Представленный Гжегожевским в рассказе о японском живописце акт уничтожения символического измерения искусства мы найдем в огромном количестве свидетельств о Катастрофе. Я приведу одно, которое, по-моему, сильно перекликается с театром Гжегожевского.
Жан Амери: «Помню, как однажды зимним вечером, когда после работы мы под угнетающие крики капо „Левой раз, два, три“ нестройным шагом брели с фабрики „ИГ Фарбен“ назад в лагерь, мне попался на глаза флаг, бог весть почему развевавшийся на недостроенном здании. „Стены стоят / Хладны и немы. / Стонет ветер, / И дребезжат флюгера“, — по ассоциации механически пробормотал я себе под нос. Потом повторил эту строфу громче, прислушался к звучанию слов, попробовал отдаться их ритму, ожидая, что во мне возникнет связанное с этим стихотворением Гёльдерлина эмоциональное и духовное переживание. Но ничего не произошло. Стихотворение утратило трансцендентность, не выходило за пределы действительности. Имело лишь сугубо буквальный смысл: так и так, капо орет „Левой!“, а суп был жидкий, а ветер полощет флаги»[875]
.Гжегожевский во многих своих спектаклях прибегал к стратегии мертвой цитаты, вырванной из ее символического контекста, обрывку убитой поэзии, лишенной как функции «придавать действительности трансцендентность», так и функции установления связей — и между сценическими фигурами, и между сценой и зрительным залом.

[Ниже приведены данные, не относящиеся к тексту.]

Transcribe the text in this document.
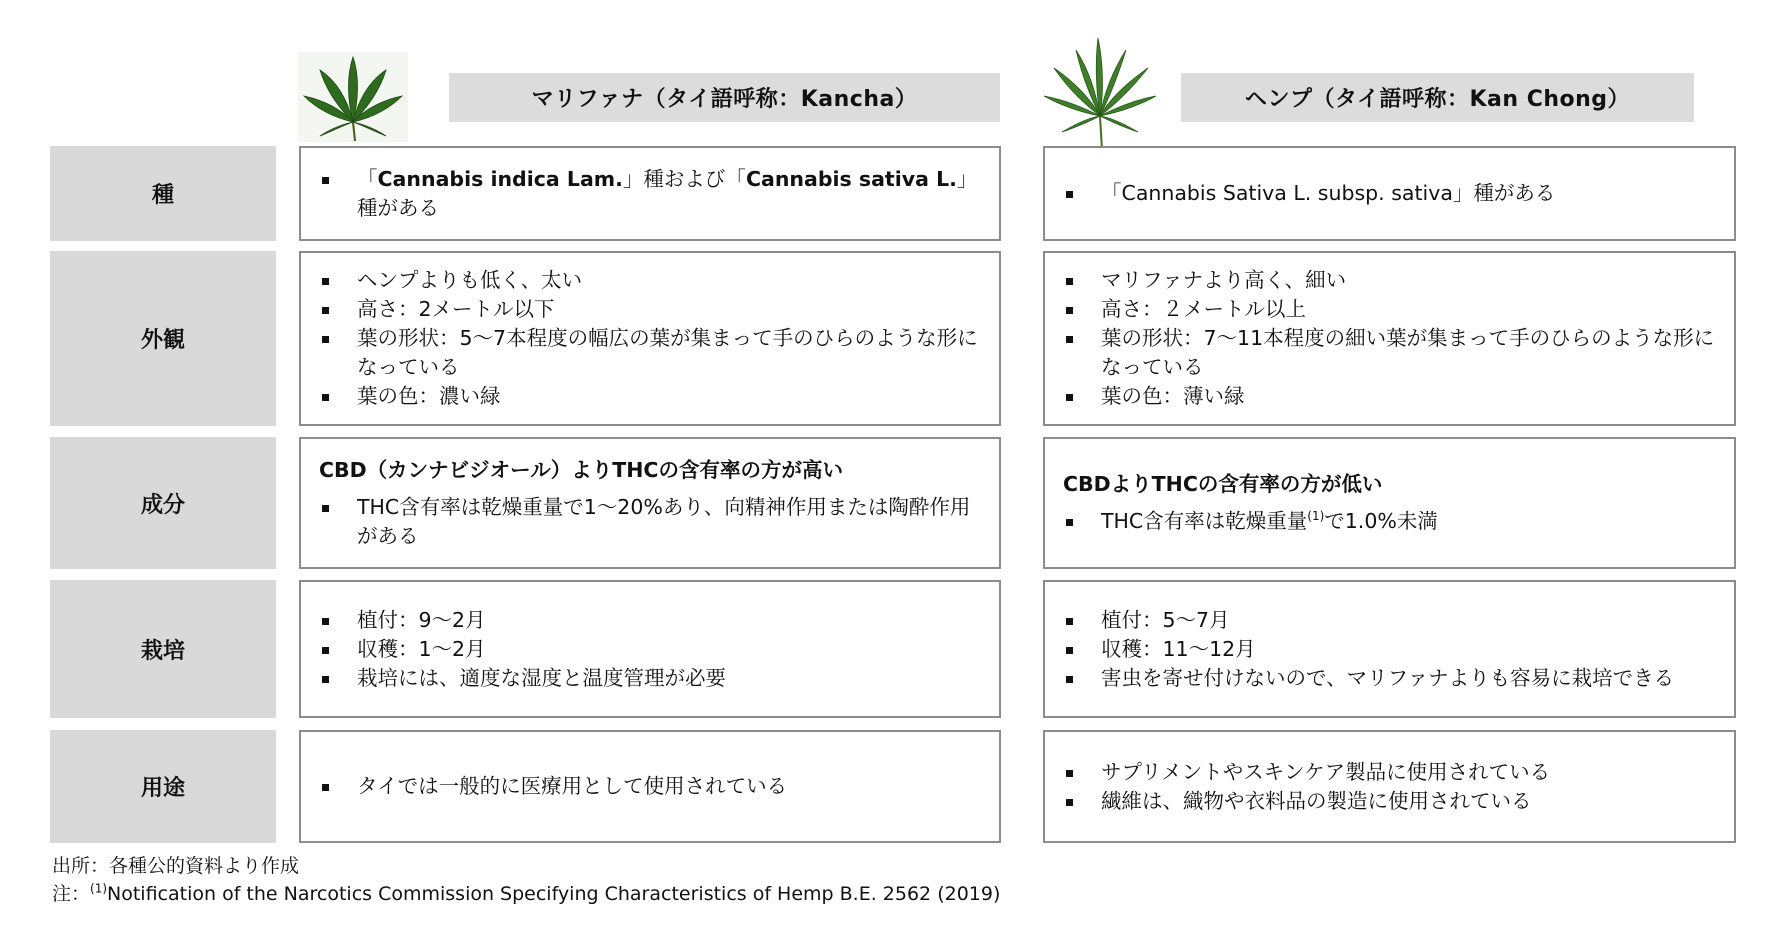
マリファナ（タイ語呼称：Kancha）	ヘンプ（タイ語呼称：Kan Chong）
種
「Cannabis indica Lam.」種および「Cannabis sativa L.」種がある
「Cannabis Sativa L. subsp. sativa」種がある
外観
ヘンプよりも低く、太い
高さ：2メートル以下
葉の形状：5〜7本程度の幅広の葉が集まって手のひらのような形になっている
葉の色：濃い緑
マリファナより高く、細い
高さ：２メートル以上
葉の形状：7〜11本程度の細い葉が集まって手のひらのような形になっている
葉の色：薄い緑
成分
CBD（カンナビジオール）よりTHCの含有率の方が高い
THC含有率は乾燥重量で1〜20%あり、向精神作用または陶酔作用がある
CBDよりTHCの含有率の方が低い
THC含有率は乾燥重量$^{(1)}$で1.0%未満
栽培
植付：9〜2月
収穫：1〜2月
栽培には、適度な湿度と温度管理が必要
植付：5〜7月
収穫：11〜12月
害虫を寄せ付けないので、マリファナよりも容易に栽培できる
用途	タイでは一般的に医療用として使用されている
サプリメントやスキンケア製品に使用されている
繊維は、織物や衣料品の製造に使用されている
出所：各種公的資料より作成
注：$^{(1)}$Notification of the Narcotics Commission Specifying Characteristics of Hemp B.E. 2562 (2019)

Как же тогда разыграть ситуацию радикальным образом отринутых связей, инсценировать ситуацию отсутствия коммуникации? На самые радикальные спектакли Ежи Гжегожевского я предложил бы посмотреть в рамках концепции шибболета, о которой писал Жак Деррида в связи с поэзией Пауля Целана. Шибболет — это слово, которое действует своим звучанием, а не значением, его правильное произношение открывает ситуацию перехода, неправильное — навлекает смерть. Шибболет, отождествляемый со стихом, не гарантирует прозрачности значений, тайна не может быть прочитана, самое большее — может быть подтверждено ее существование. Нет никакого непоэтического значения, которое предшествовало бы стиху (тайна крипты), а затем было бы преобразовано переложением на поэтический распев. Дата оказывается зашифрована (cryptée — то есть по-своему предана смерти, замкнута в крипте, утрачена) в самом стихе и не предоставляет, таким образом, доступа к самому событию. К тому же предназначением даты является то, что однажды она перестает нести значение, или, скорее, как это прекрасно определяет Деррида, ее предназначение — «
Анализируемая Деррида ситуация «отсутствия у даты значения» (но не в обычном смысле отсутствия или несущественности, но как раз в смысле зашифрованности, криптографии), представляется мне важной в контексте некоторых спектаклей Гжегожевского. Например, как раз «Западни». Вот фрагмент рецензии Стефана Тройгута: «рядом со смертью малой, частной, личной, — прожорливый ужас великого уничтожения. […] Одно и другое соседствуют, как черные фигуры сына, отца, палачей, как движущееся черное крыло какого-то поверженного идола, как хаотическое множество мелких и больших вещей. Хаос, обрывки событий, фрагменты сцен, абсолютная произвольность того, что происходит и как происходит, но не совсем произвольная произвольность, поскольку все тут настроено на двойное ви́дение, на контраст обычного с демоническим, понятного с иррациональным, ибо целое представляет нечто, что еще несет остатки смысла, целеполагания, но в любой момент готово рассыпаться»[878]
.Немало сцен в «Западне» Гжегожевский формирует на манер фотографий, помещая некоторые из них за полупрозрачными экранами, ассоциирующимися с рамками снимков. Это создает впечатление пропасти, которая отделяет сценическую действительность от действительности зрителей, — этой пропастью является, конечно, смерть. Собственно, каждая ситуация несет в себе этот «фотографический» потенциал. Я не спешил бы, однако, с выводами: Гжегожевский не конструирует ритуал памяти по образцу «Умершего класса» Тадеуша Кантора. Он, скорее, создает пространство, разрушенное невротическим страхом, который призывает себе на помощь инстинкт смерти, чтобы заранее парализовать любую коммуникацию между людьми, переместить ее на территорию мгновенной смерти и вызвать боль в результате утраты ее значения. Также и тут историческое событие Катастрофы не выходит за пределы внутреннего механизма спектакля. Оно остается зашифрованным, то есть преданным смерти (cryptée), как в поэзии Пауля Целана.